The better idea is to form a coalition of the willing outside the U.N. that, among other things, bars companies around the world that do business with Iran from access to Western capital markets. This is likely to get Beijing’s attention in a way that more diplomatic pleading never will. ~The Wall Street Journal This […]

The better idea is to form a coalition of the willing outside the U.N. that, among other things, bars companies around the world that do business with Iran from access to Western capital markets. This is likely to get Beijing’s attention in a way that more diplomatic pleading never will. ~The Wall Street Journal

This is straight from Danielle Pletka’s playbook, and it is just as foolish the second time around. There are so many companies from both developed and emerging-market countries that do business with Iran that it is difficult to imagine how Washington could ever get all of the relevant governments to sign on to such a proposal. If you think it is hard to get China to agree to stricter measures against Iran, imagine herding the dozen European and Asian governments in question over the cliff to financial disaster. The absurdity of this idea is fairly easy to demonstrate. For example, Pletka complained in her earlier op-ed:

Consider that in the last two years, Brazil’s Petrobras, China’s Sinopec, Italy’s Eni, Japan’s Mitsui Petrochemical and Norway’s Statoil have all reportedly made deals worth more than $10 million each in Iran’s energy sector

There are many more companies than these that would have to be de-listed from all the major exchanges (not to mention all of the ETFs that may own shares in one or more of these companies), and this process would be legally questionable in itself, but just consider what would be involved here. Washington would need to persuade Italian, Japanese and other European governments to bar companies, including their own, from their stock exchanges. They would be asked to penalize Western companies that have not violated any laws and have been engaged in peaceful commerce with another country with which their governments maintain diplomatic relations. All of these governments are supposed to do this to undermine a government most of them recognize for the sake of an anti-proliferation obsession that relatively few of them take seriously. Furthermore, these governments are expected to do this in a shaky economic climate in which renewed investor confidence has been one of the few bright spots. To comply with this insane proposal, this “coalition of the willing” would have to be willing to create tremendous uncertainty in their markets, outrage a large part of their respective business classes and encourage massive capital flight to those exchanges where these companies would still be traded. The flaw in this proposal is the basic flaw in all sanctions regimes: the states (or in this case the markets) that refuse to participate benefit enormously from the self-imposed isolation of the rest. There will always be states and markets willing to take advantage of others’ withdrawal from commerce and trading. Sanctions have to be universal and binding, or they aren’t going to come close to accomplishing their objectives. All that it would take to defeat this effort would be an exchange in Brazil or India (or China!) that does not go along, and that exchange would become an even larger center of trading very quickly.
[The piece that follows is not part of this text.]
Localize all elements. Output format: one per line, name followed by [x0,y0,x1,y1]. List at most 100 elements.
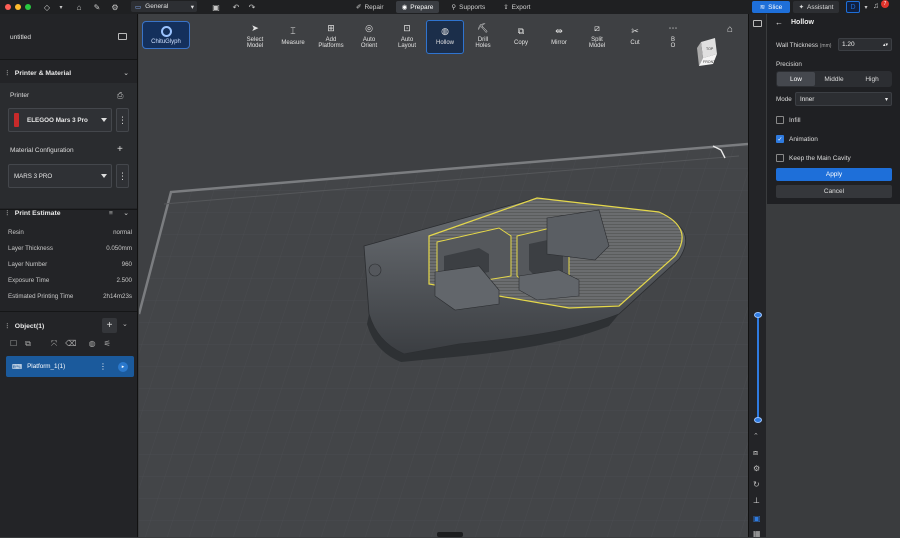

What is all the more amazing about this proposal is that it comes from a paper whose editors are normally fanatical free traders opposed to almost any and all restrictions on the movement of capital or labor. Alarmism over Iran’s nuclear program is apparently more important to them than even this otherwise unquestionable article of faith. Once again, the best ideas of the anti-regime Iran hawks are little more than junk.

P.S. On top of all this, the price paid by the barred companies would be relatively small, it would not discourage them from doing business with Iran, and so it would have essentially no effect on the revenues of the Iranian government. China would not be unduly bothered if Western exchanges barred these companies, as it would simply make trading in Hong Kong that much more attractive to Western investors, so China would not be moved to change its position on sanctioning Iran. Even if Washington could assemble its “coalition of the willing,” it would change nothing with respect to Iran.